Analyses assistées par l’IA

Les chercheurs espèrent égale­ment dévelop­per une méth­ode dans laque­lle l’in­tel­li­gence arti­fi­cielle (IA) peut être util­isée pour analyser les change­ments des images au fil du temps. Cela offrirait des diag­nos­tics plus pré­cis que la com­para­i­son d’images pris­es à des mois, voire à des années d’intervalle.

Enfin, le dis­posi­tif devra être validé clin­ique­ment, ajoute-t-elle. « Tout dis­posi­tif médi­cal, y com­pris un tel patch ultra­sonore portable, doit faire l’ob­jet d’es­sais clin­iques rigoureux et d’une val­i­da­tion afin de garan­tir sa sécu­rité et son effi­cac­ité dans des scé­nar­ios réels. Cela implique de tra­vailler en étroite col­lab­o­ra­tion avec les pro­fes­sion­nels de la san­té et les patients. »
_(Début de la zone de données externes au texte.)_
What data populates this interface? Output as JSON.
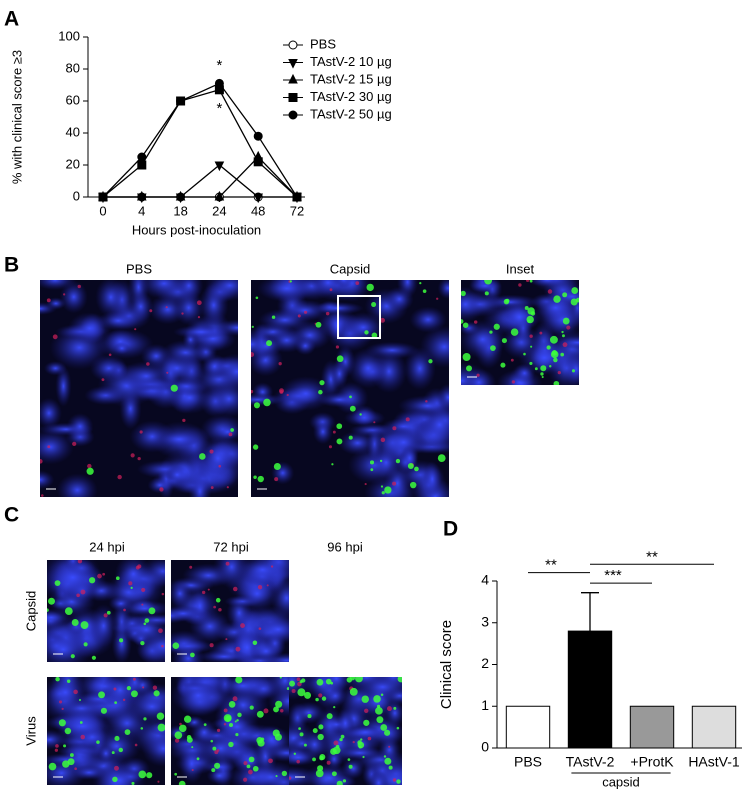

Le développe­ment d’un sys­tème portable per­me­t­tant un auto-dépistage quo­ti­di­en est égale­ment un sujet d’é­tude pour l’équipe. « Un pareil sys­tème sera capa­ble de génér­er des pro­fils échographiques indi­vid­u­al­isés et de col­lecter des don­nées mas­sives (c’est-à-dire des images de tis­sus et des résul­tats analysés par l’IA) pour les envoy­er aux médecins en vue d’é­val­u­a­tions rapi­des et objec­tives. »  Il pour­rait aus­si s’intégrer à un sys­tème de com­mu­ni­ca­tion sans fil, pour sur­veiller au fil du temps l’évolution de tumeurs ou en réponse à des thérapies médicales.